A preocupação e angústia das organizações é perfeitamente compreensível. A necessidade de alterar orçamentos e construir planos B, C e D, um imperativo de boa gestão. Mas não podem rasgar os manuais de conduta internos, as boas práticas e as leis da República. Não se podem alterar contratos de trabalho com efeitos retroactivos. Nem eliminar subsídios. Nem esgotar os 22 dias de férias durante o estado de emergência e sem pagamento do correspondente subsídio. Ou inventar acordos inexistentes que até deixam a nu fragilidades da organização interna.

Mais do que nunca são necessários empresários e dirigentes profissionais, entendendo-se como tal os que actuam com profissionalismo. Ou seja, que, como diz o povo, sabem da poda, e, ainda, têm qualidades pessoais que reforçam a liderança, como é a empatia, o conhecimento, a serenidade e a confiança. Se das adversidades podem surgir oportunidades, também poderão advir grandes desgostos.

Quem muito poderia ganhar, nesta época prenhe de peculiaridades da gestão, seriam os sindicatos. Não só a conquistarem novos filiados, como a aconselhar os trabalhadores, chamar as empresas à realidade e apoiar o caminho da construção e da sustentabilidade. Mas a redução do sindicalismo ao desconfinamento especial do 1º de Maio com laivos de saudosismo do PREC, nada conquista ou convence.

Resta a expectativa de um funcionamento exemplar da Autoridade para as Condições do Trabalho (ACT), raro e fugaz nos últimos anos, com o depauperamento dos seus quadros. Sabemos, porém, que já está a requisitar juristas de múltiplos serviços. Esperamos que se não destine apenas a inspecções para aferir da conformidade do lay-off e que afiram, sim, da conformidade da observação da lei laboral em todos os planos. Quiçá, perante o objectivo de recuperação do orçamento público, com o resultado da aplicação e cobrança das coimas, se regenere a tão necessária ACT.

E aos gabinetes dos recursos humanos, onde uns curiosos sinistros, de formação não jurídica, se quedam a googlar e perorar interpretações legais, lembramos que têm sorte por as coimas não lhes serem extensíveis. Mas ainda assim, cometem o crime de procuradoria ilícita e no exercício das suas funções, o que pode configurar justa causa para o seu despedimento…

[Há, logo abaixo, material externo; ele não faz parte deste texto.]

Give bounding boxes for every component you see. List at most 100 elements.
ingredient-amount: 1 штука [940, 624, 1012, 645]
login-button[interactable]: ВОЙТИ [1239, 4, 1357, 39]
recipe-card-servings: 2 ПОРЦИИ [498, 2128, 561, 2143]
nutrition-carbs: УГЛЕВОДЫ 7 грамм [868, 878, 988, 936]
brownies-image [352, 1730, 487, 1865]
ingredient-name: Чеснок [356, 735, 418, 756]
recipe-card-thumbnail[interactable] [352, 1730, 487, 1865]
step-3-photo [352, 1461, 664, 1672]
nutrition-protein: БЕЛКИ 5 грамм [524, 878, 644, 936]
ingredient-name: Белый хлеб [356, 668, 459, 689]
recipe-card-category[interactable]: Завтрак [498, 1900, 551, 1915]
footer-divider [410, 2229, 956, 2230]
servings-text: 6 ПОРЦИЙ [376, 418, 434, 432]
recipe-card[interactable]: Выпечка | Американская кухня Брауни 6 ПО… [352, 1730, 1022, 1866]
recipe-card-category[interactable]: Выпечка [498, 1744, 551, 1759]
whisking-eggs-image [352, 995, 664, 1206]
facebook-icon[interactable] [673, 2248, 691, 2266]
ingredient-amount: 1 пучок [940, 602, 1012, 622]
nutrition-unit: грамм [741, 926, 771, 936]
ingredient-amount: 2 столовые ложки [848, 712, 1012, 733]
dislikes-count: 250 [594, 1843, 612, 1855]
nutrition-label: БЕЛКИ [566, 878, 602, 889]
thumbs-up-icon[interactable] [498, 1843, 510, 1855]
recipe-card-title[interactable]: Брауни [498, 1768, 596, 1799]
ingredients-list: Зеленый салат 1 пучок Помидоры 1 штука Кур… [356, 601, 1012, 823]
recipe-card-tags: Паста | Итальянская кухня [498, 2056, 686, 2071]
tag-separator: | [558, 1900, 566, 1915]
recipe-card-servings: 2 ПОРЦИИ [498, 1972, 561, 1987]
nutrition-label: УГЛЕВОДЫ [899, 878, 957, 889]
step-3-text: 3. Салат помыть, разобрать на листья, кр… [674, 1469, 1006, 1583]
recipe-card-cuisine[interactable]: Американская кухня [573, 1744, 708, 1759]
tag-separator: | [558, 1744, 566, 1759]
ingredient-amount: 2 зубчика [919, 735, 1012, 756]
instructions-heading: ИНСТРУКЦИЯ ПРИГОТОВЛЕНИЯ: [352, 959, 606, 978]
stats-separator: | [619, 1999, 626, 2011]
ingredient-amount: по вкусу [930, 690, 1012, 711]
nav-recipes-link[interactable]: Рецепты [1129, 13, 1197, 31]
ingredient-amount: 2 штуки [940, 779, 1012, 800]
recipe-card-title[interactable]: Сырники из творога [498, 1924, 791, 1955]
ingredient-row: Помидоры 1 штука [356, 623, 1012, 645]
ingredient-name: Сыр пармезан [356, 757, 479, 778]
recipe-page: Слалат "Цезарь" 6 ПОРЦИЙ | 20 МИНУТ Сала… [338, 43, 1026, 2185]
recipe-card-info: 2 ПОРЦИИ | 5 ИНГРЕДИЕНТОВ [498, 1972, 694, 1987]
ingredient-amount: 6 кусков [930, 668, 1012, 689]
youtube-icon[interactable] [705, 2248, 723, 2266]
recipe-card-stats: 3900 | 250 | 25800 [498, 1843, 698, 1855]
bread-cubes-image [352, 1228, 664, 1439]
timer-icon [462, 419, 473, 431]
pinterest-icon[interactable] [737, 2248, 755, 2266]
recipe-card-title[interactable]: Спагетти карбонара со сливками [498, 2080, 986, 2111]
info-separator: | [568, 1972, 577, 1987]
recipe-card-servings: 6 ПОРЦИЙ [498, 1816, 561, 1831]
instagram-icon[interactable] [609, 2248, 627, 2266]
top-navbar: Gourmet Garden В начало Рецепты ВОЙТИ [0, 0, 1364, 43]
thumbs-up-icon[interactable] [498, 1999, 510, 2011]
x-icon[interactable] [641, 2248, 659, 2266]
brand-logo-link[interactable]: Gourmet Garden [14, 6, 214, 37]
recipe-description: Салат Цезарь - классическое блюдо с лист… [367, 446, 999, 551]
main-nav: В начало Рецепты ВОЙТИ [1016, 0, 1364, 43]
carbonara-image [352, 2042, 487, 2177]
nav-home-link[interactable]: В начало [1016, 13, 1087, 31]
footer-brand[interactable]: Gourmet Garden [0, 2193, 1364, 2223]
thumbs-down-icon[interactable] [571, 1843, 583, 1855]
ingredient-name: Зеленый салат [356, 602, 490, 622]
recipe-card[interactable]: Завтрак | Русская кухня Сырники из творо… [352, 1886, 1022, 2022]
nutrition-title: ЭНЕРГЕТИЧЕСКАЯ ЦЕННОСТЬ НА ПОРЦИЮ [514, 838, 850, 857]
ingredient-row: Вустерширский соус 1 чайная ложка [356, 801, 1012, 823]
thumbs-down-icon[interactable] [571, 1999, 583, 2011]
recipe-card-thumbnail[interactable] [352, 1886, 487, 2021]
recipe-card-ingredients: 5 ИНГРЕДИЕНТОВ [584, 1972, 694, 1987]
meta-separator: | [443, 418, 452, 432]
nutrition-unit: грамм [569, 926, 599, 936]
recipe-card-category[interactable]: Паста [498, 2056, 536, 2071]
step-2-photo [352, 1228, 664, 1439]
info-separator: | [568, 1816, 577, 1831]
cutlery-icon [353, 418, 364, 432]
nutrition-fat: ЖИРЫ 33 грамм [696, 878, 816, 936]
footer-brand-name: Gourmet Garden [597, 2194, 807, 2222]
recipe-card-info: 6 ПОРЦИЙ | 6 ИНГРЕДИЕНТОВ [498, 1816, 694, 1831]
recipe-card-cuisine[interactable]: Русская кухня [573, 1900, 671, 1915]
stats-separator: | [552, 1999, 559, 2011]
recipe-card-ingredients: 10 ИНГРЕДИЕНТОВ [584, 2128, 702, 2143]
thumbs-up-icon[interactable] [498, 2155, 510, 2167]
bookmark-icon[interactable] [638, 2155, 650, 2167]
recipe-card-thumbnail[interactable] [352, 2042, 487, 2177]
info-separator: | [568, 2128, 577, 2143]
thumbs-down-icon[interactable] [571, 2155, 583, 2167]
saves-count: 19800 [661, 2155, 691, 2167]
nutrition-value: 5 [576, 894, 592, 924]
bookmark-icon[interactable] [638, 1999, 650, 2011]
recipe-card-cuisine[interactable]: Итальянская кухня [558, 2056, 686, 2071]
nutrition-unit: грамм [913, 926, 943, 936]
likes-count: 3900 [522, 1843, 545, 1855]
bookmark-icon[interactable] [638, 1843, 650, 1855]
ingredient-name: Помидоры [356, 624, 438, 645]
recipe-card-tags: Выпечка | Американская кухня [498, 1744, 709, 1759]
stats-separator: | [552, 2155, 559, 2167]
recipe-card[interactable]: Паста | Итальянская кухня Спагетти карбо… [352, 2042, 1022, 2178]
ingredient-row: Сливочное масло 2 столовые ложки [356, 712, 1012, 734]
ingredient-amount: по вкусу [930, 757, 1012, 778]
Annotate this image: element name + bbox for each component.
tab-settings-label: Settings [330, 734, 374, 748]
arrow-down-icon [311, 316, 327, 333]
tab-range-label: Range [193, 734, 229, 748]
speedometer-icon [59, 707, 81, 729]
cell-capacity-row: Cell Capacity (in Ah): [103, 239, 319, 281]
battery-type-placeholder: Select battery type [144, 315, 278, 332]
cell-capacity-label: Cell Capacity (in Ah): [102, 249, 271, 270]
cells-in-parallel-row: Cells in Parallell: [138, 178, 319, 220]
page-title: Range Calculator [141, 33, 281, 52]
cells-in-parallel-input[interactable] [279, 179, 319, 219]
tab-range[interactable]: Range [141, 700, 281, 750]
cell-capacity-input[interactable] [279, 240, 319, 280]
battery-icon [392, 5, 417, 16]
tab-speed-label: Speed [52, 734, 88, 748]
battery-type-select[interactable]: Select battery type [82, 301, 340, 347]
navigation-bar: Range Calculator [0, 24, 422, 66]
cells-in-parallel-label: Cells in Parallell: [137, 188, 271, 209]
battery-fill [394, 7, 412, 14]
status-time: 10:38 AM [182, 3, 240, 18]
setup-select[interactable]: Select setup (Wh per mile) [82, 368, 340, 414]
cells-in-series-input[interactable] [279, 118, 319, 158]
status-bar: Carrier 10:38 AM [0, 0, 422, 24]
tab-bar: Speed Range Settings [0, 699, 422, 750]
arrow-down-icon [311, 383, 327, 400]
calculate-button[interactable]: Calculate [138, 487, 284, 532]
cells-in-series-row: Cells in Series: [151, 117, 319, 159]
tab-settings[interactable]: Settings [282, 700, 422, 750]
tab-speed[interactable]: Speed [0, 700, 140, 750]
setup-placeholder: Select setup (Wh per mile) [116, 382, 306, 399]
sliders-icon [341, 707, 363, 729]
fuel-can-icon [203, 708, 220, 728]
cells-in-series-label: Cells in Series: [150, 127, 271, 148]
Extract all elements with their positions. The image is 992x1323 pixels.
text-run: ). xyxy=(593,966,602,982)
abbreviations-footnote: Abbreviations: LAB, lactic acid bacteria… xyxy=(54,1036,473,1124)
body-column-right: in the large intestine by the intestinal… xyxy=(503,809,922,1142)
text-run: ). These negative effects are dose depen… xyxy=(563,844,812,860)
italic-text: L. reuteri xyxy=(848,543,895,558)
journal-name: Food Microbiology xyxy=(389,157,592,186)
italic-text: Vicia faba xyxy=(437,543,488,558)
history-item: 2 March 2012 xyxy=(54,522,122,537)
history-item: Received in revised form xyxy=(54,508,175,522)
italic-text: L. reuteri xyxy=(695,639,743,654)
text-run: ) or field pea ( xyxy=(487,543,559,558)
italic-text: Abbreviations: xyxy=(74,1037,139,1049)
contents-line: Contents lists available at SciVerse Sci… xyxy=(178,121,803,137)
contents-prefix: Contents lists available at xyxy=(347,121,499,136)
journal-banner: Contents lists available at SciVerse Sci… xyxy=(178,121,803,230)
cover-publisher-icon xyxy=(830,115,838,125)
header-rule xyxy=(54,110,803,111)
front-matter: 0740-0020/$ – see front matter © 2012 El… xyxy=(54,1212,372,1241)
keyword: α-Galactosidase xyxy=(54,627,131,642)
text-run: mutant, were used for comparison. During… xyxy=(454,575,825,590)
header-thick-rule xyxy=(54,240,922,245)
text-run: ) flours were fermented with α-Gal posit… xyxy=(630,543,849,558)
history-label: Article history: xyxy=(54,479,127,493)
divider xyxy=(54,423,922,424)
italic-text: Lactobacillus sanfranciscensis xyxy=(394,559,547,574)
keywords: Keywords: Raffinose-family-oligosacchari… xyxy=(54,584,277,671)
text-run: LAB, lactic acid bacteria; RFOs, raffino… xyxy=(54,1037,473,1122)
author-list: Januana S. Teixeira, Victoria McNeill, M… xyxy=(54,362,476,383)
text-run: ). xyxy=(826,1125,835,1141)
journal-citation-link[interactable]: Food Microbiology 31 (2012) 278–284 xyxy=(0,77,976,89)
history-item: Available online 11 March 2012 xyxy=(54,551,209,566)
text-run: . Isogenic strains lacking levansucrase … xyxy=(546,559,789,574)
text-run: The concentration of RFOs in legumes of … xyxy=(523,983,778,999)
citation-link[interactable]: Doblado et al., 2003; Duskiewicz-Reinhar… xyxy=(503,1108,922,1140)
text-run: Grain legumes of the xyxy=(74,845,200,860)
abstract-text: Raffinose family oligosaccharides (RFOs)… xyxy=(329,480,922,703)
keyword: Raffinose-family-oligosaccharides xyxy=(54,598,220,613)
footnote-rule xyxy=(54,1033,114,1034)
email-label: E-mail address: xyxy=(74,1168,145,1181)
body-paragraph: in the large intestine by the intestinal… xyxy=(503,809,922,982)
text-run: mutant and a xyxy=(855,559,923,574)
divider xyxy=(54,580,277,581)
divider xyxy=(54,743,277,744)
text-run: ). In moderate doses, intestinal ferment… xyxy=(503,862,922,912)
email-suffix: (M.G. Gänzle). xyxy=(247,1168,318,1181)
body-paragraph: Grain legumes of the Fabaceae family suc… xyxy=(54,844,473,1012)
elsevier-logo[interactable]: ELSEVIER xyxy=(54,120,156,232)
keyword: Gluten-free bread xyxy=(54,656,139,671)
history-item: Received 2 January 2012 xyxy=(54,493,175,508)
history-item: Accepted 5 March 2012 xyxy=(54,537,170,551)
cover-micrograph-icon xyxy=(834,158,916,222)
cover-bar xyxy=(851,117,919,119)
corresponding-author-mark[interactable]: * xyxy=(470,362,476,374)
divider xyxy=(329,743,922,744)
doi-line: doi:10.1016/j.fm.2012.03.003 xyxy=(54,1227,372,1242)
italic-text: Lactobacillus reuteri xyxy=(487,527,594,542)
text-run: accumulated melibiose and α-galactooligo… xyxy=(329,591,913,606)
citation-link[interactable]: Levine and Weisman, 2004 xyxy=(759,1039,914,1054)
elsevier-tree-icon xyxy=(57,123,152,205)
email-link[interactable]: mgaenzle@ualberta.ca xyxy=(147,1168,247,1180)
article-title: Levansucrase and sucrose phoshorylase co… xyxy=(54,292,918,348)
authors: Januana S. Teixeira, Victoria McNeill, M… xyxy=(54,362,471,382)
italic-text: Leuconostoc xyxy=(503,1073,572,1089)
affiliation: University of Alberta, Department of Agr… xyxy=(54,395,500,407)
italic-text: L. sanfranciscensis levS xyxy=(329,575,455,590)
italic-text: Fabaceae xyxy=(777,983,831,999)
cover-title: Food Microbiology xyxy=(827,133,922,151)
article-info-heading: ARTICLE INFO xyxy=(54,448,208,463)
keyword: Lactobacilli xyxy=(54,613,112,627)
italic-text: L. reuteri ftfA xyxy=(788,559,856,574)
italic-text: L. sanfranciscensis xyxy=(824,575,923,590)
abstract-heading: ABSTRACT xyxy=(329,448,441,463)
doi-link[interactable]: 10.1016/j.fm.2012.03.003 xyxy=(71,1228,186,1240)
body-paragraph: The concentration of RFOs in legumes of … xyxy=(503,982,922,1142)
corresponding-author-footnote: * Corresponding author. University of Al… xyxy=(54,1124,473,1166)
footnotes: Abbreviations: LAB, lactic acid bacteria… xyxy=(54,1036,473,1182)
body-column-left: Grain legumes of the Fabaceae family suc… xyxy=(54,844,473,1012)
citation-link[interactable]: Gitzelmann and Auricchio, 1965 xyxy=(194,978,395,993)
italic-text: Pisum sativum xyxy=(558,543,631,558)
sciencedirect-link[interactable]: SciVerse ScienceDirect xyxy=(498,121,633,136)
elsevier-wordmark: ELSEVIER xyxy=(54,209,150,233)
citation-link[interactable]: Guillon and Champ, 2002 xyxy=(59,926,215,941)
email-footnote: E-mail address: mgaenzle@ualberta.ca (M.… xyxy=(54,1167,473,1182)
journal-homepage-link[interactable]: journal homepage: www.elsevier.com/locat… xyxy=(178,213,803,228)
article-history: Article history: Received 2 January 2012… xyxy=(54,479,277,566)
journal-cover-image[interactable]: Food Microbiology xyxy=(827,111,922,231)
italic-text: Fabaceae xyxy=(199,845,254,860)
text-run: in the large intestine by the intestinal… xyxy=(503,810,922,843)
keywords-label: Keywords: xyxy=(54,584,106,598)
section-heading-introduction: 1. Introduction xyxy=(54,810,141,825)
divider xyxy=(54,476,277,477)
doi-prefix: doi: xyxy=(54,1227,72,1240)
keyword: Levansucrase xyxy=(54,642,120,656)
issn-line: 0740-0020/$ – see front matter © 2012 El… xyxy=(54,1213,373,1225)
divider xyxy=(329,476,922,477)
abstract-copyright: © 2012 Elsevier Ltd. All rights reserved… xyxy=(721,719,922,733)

O fenómeno da pandemia e o pânico da recessão e incumprimentos, com o pavor das insolvências, não pode justificar a perda da dignidade e da integridade das organizações. A reputação leva uma vida a construir e segundos a desfazer. Para que a pandemia não se transforme em histeria económica e atropelo de direitos e regras, há que ponderar e ser criterioso.

E, já agora, consultem o advogado, antes de embarcarem em soluções instantâneas que vão trazer seríssimos problemas. O vírus não consome a ética, nem o devemos consentir, ignorar, ou usar como desculpa para justificar o injustificável.

A autora escreve de acordo com a antiga ortografia.